Open mucunzhuzhu opened 2 months ago
Thanks for your interests in Lodge. In Table2 of the Lodge main paper, we follow the Bailando setting to test our method on the AIST++ dataset. Therefore, the results of Bailando and FACT are from the origin paper of Bailando. As for EDGE and Lodge, we train the network at 30 FPS and generate dance in 30fps, then upsample to 60fps. The upsample method is a simple motion interpolate technology that you can ask ChatGPT to write it. In order to fairly compare with the other method on the AIST++ dataset, we strictly followed Bailando's experimental setup and cut the generated dances into 20s for testing (Details in the Bailando paper).
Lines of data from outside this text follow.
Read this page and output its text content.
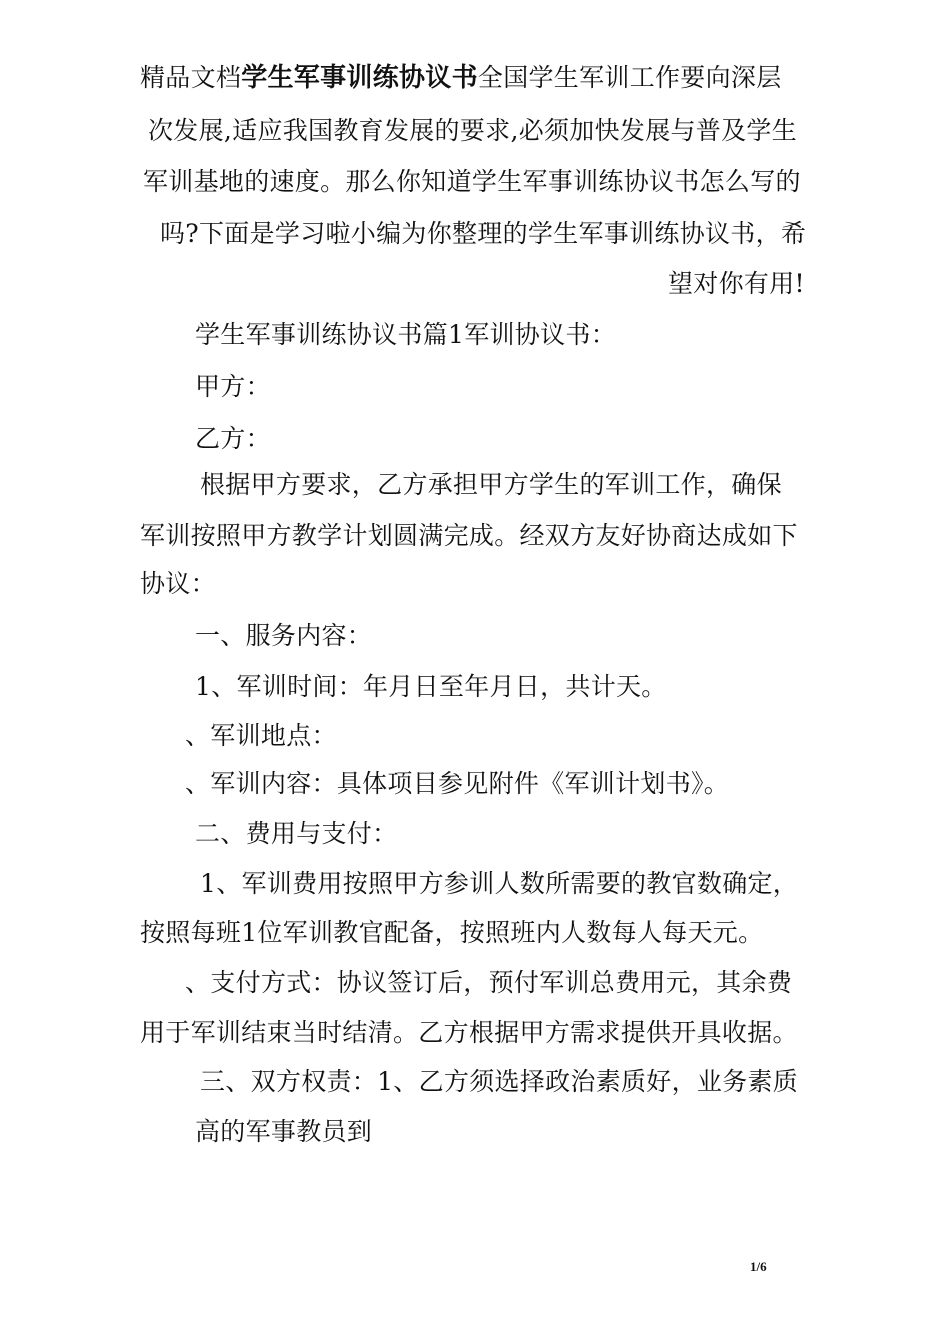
精品文档学生军事训练协议书全国学生军训工作要向深层
次发展,适应我国教育发展的要求,必须加快发展与普及学生
军训基地的速度。那么你知道学生军事训练协议书怎么写的
吗?下面是学习啦小编为你整理的学生军事训练协议书，希
望对你有用!
学生军事训练协议书篇1军训协议书：
甲方：
乙方：
根据甲方要求，乙方承担甲方学生的军训工作，确保
军训按照甲方教学计划圆满完成。经双方友好协商达成如下
协议：
一、服务内容：
1、军训时间：年月日至年月日，共计天。
、军训地点：
、军训内容：具体项目参见附件《军训计划书》。
二、费用与支付：
1、军训费用按照甲方参训人数所需要的教官数确定，
按照每班1位军训教官配备，按照班内人数每人每天元。
、支付方式：协议签订后，预付军训总费用元，其余费
用于军训结束当时结清。乙方根据甲方需求提供开具收据。
三、双方权责：1、乙方须选择政治素质好，业务素质
高的军事教员到
1/6
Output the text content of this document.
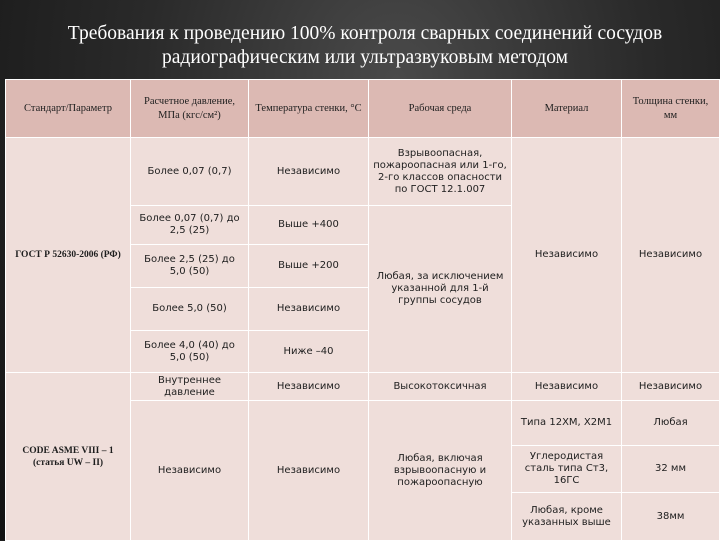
Требования к проведению 100% контроля сварных соединений сосудов
радиографическим или ультразвуковым методом
Стандарт/Параметр	Расчетное давление, МПа (кгс/см²)	Температура стенки, °С	Рабочая среда	Материал	Толщина стенки, мм
ГОСТ Р 52630-2006 (РФ)	Более 0,07 (0,7)	Независимо	Взрывоопасная, пожароопасная или 1-го, 2-го классов опасности по ГОСТ 12.1.007	Независимо	Независимо
	Более 0,07 (0,7) до 2,5 (25)	Выше +400	Любая, за исключением указанной для 1-й группы сосудов		
	Более 2,5 (25) до 5,0 (50)	Выше +200			
	Более 5,0 (50)	Независимо			
	Более 4,0 (40) до 5,0 (50)	Ниже –40			
CODE ASME VIII – 1 (статья UW – II)	Внутреннее давление	Независимо	Высокотоксичная	Независимо	Независимо
	Независимо	Независимо	Любая, включая взрывоопасную и пожароопасную	Типа 12ХМ, Х2М1	Любая
				Углеродистая сталь типа Ст3, 16ГС	32 мм
				Любая, кроме указанных выше	38мм
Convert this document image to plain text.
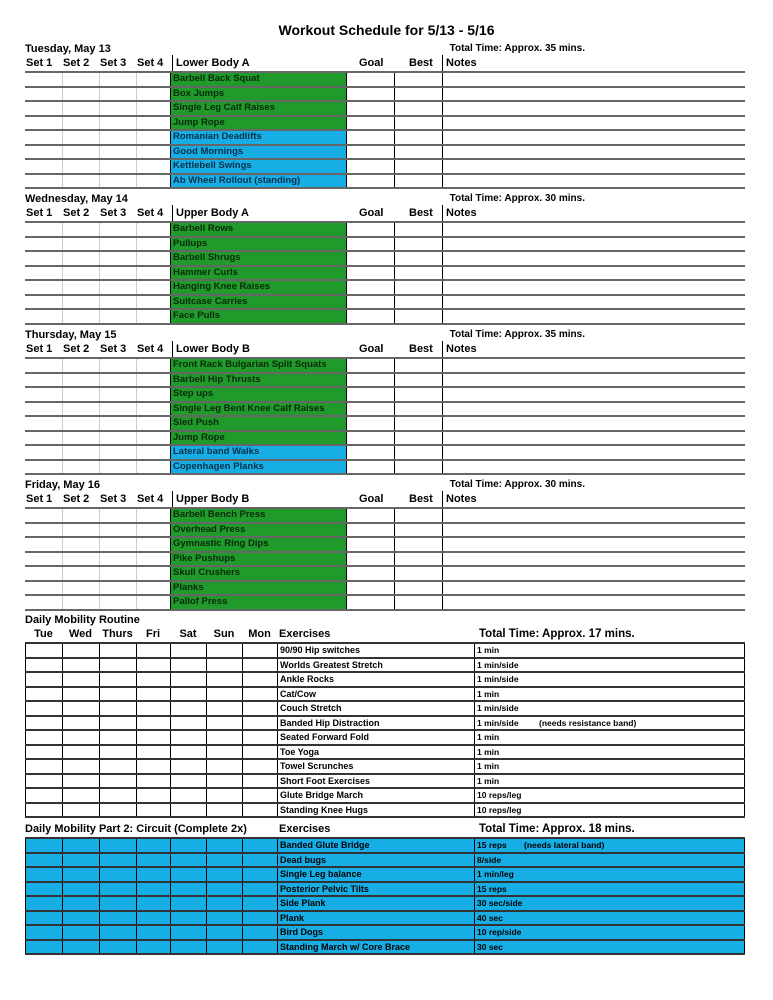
Workout Schedule for 5/13 - 5/16
Tuesday, May 13	Total Time: Approx. 35 mins.
Set 1 Set 2 Set 3 Set 4	Lower Body A	Goal Best	Notes
Barbell Back Squat
Box Jumps
Single Leg Calf Raises
Jump Rope
Romanian Deadlifts
Good Mornings
Kettlebell Swings
Ab Wheel Rollout (standing)
Wednesday, May 14	Total Time: Approx. 30 mins.
Set 1 Set 2 Set 3 Set 4	Upper Body A	Goal Best	Notes
Barbell Rows
Pullups
Barbell Shrugs
Hammer Curls
Hanging Knee Raises
Suitcase Carries
Face Pulls
Thursday, May 15	Total Time: Approx. 35 mins.
Set 1 Set 2 Set 3 Set 4	Lower Body B	Goal Best	Notes
Front Rack Bulgarian Split Squats
Barbell Hip Thrusts
Step ups
Single Leg Bent Knee Calf Raises
Sled Push
Jump Rope
Lateral band Walks
Copenhagen Planks
Friday, May 16	Total Time: Approx. 30 mins.
Set 1 Set 2 Set 3 Set 4	Upper Body B	Goal Best	Notes
Barbell Bench Press
Overhead Press
Gymnastic Ring Dips
Pike Pushups
Skull Crushers
Planks
Pallof Press
Daily Mobility Routine
Tue	Wed Thurs	Fri	Sat	Sun	Mon Exercises	Total Time: Approx. 17 mins.
90/90 Hip switches	1 min
Worlds Greatest Stretch	1 min/side
Ankle Rocks	1 min/side
Cat/Cow	1 min
Couch Stretch	1 min/side
Banded Hip Distraction	1 min/side	(needs resistance band)
Seated Forward Fold	1 min
Toe Yoga	1 min
Towel Scrunches	1 min
Short Foot Exercises	1 min
Glute Bridge March	10 reps/leg
Standing Knee Hugs	10 reps/leg
Daily Mobility Part 2: Circuit (Complete 2x)	Exercises	Total Time: Approx. 18 mins.
Banded Glute Bridge	15 reps	(needs lateral band)
Dead bugs	8/side
Single Leg balance	1 min/leg
Posterior Pelvic Tilts	15 reps
Side Plank	30 sec/side
Plank	40 sec
Bird Dogs	10 rep/side
Standing March w/ Core Brace	30 sec
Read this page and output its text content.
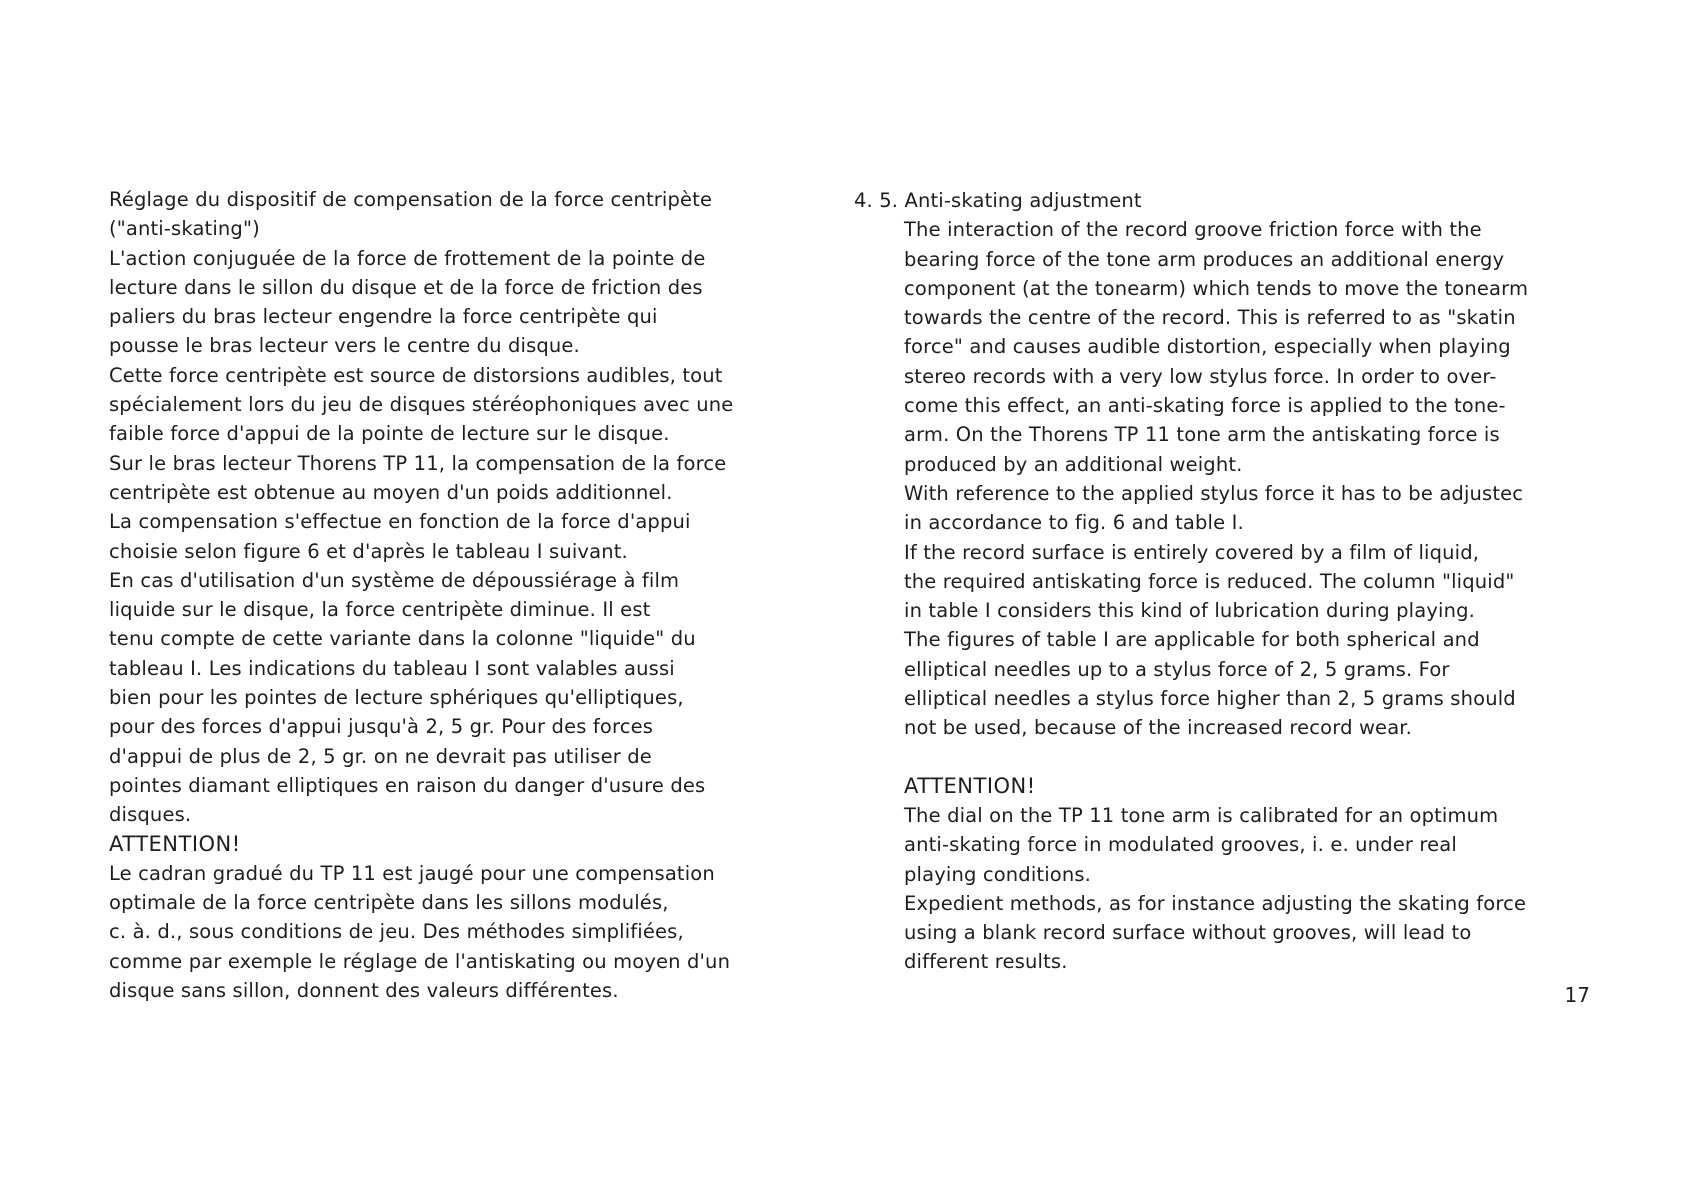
Réglage du dispositif de compensation de la force centripète
("anti-skating")
L'action conjuguée de la force de frottement de la pointe de
lecture dans le sillon du disque et de la force de friction des
paliers du bras lecteur engendre la force centripète qui
pousse le bras lecteur vers le centre du disque.
Cette force centripète est source de distorsions audibles, tout
spécialement lors du jeu de disques stéréophoniques avec une
faible force d'appui de la pointe de lecture sur le disque.
Sur le bras lecteur Thorens TP 11, la compensation de la force
centripète est obtenue au moyen d'un poids additionnel.
La compensation s'effectue en fonction de la force d'appui
choisie selon figure 6 et d'après le tableau I suivant.
En cas d'utilisation d'un système de dépoussiérage à film
liquide sur le disque, la force centripète diminue. Il est
tenu compte de cette variante dans la colonne "liquide" du
tableau I. Les indications du tableau I sont valables aussi
bien pour les pointes de lecture sphériques qu'elliptiques,
pour des forces d'appui jusqu'à 2, 5 gr. Pour des forces
d'appui de plus de 2, 5 gr. on ne devrait pas utiliser de
pointes diamant elliptiques en raison du danger d'usure des
disques.
ATTENTION!
Le cadran gradué du TP 11 est jaugé pour une compensation
optimale de la force centripète dans les sillons modulés,
c. à. d., sous conditions de jeu. Des méthodes simplifiées,
comme par exemple le réglage de l'antiskating ou moyen d'un
disque sans sillon, donnent des valeurs différentes.
4. 5. Anti-skating adjustment
The interaction of the record groove friction force with the
bearing force of the tone arm produces an additional energy
component (at the tonearm) which tends to move the tonearm
towards the centre of the record. This is referred to as "skatin
force" and causes audible distortion, especially when playing
stereo records with a very low stylus force. In order to over-
come this effect, an anti-skating force is applied to the tone-
arm. On the Thorens TP 11 tone arm the antiskating force is
produced by an additional weight.
With reference to the applied stylus force it has to be adjustec
in accordance to fig. 6 and table I.
If the record surface is entirely covered by a film of liquid,
the required antiskating force is reduced. The column "liquid"
in table I considers this kind of lubrication during playing.
The figures of table I are applicable for both spherical and
elliptical needles up to a stylus force of 2, 5 grams. For
elliptical needles a stylus force higher than 2, 5 grams should
not be used, because of the increased record wear.
ATTENTION!
The dial on the TP 11 tone arm is calibrated for an optimum
anti-skating force in modulated grooves, i. e. under real
playing conditions.
Expedient methods, as for instance adjusting the skating force
using a blank record surface without grooves, will lead to
different results.
17
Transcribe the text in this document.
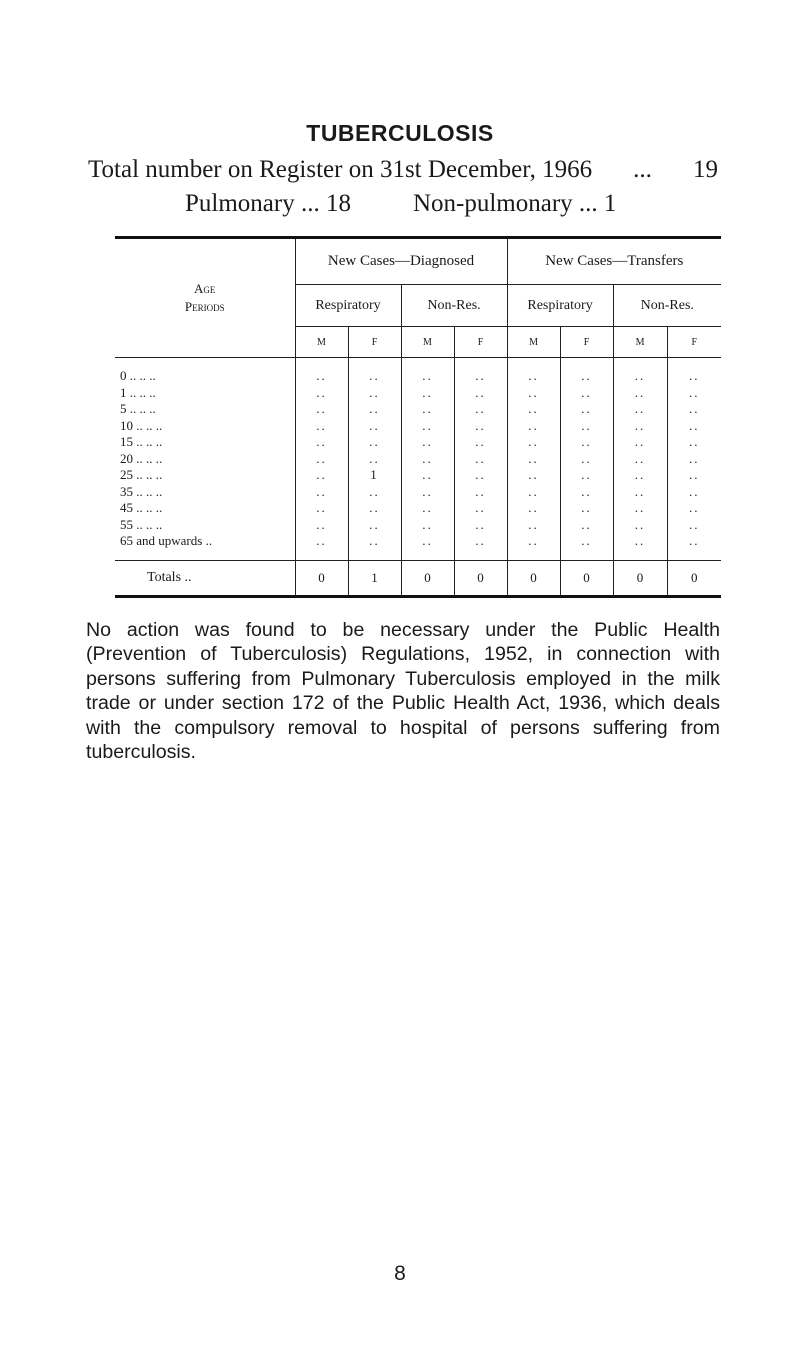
TUBERCULOSIS
Total number on Register on 31st December, 1966 ... 19
Pulmonary ... 18 Non-pulmonary ... 1
Age
Periods	New Cases—Diagnosed				New Cases—Transfers			
	Respiratory		Non-Res.		Respiratory		Non-Res.	
	M	F	M	F	M	F	M	F

0 .. .. ..	..	..	..	..	..	..	..	..
1 .. .. ..	..	..	..	..	..	..	..	..
5 .. .. ..	..	..	..	..	..	..	..	..
10 .. .. ..	..	..	..	..	..	..	..	..
15 .. .. ..	..	..	..	..	..	..	..	..
20 .. .. ..	..	..	..	..	..	..	..	..
25 .. .. ..	..	1	..	..	..	..	..	..
35 .. .. ..	..	..	..	..	..	..	..	..
45 .. .. ..	..	..	..	..	..	..	..	..
55 .. .. ..	..	..	..	..	..	..	..	..
65 and upwards ..	..	..	..	..	..	..	..	..

Totals ..	0	1	0	0	0	0	0	0
No action was found to be necessary under the Public Health (Prevention of Tuberculosis) Regulations, 1952, in connection with persons suffering from Pulmonary Tuberculosis employed in the milk trade or under section 172 of the Public Health Act, 1936, which deals with the compulsory removal to hospital of persons suffering from tuberculosis.
8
Thanks for the explanation. But I found that all the music in the test set on the AIST++ dataset is less than 20s, may I ask how did you generate the 20s dances?
I generate dance sequences longer than 20 seconds because the music length in the test set of AIST++ is more than 20 seconds. Are you following the Bailando experimental setting carefully?
@li-ronghui I found that there are only ten music in the test set of the AIST++ dataset because EDGE doesn't need seed motion. So did you generate 4 motion sequences for each music when evaluating EDGE? However, I can't get the same metric as described in your paper through this way. So Could you further describe how you evaluate EDGE?
I generate dance sequences longer than 20 seconds because the music length in the test set of AIST++ is more than 20 seconds. Are you following the Bailando experimental setting carefully?
Hi @li-ronghui @mucunzhuzhu , I'm also curious about this question.
I checked all the videos of the test data (downloaded via aistplusplus_api), and I found that they are all less than 15 seconds. Then I noticed that Bailando download music pieces from "AIST" but "AIST++" as described in their data preparation. And the downloaded music are all longer than 20 seconds (29 seconds to 1 minutes). Maybe that would be a little bit confusing.
I found that the metrics for baselines are different in different articles. I am curious about the experimental setup for Lodge, EDGE, Bailando and FACT in Table 2. Because as far as I know, the FPS in the Bailando and FACT articles is 60, but in the EDGE and lodge, the FPS is 30. In your paper, you have noted that you interpolated the output dances to 60 fps, but it's hard for me to understand the details. What's more, what's the dance length for testing? May I ask how you compare these articles fairly?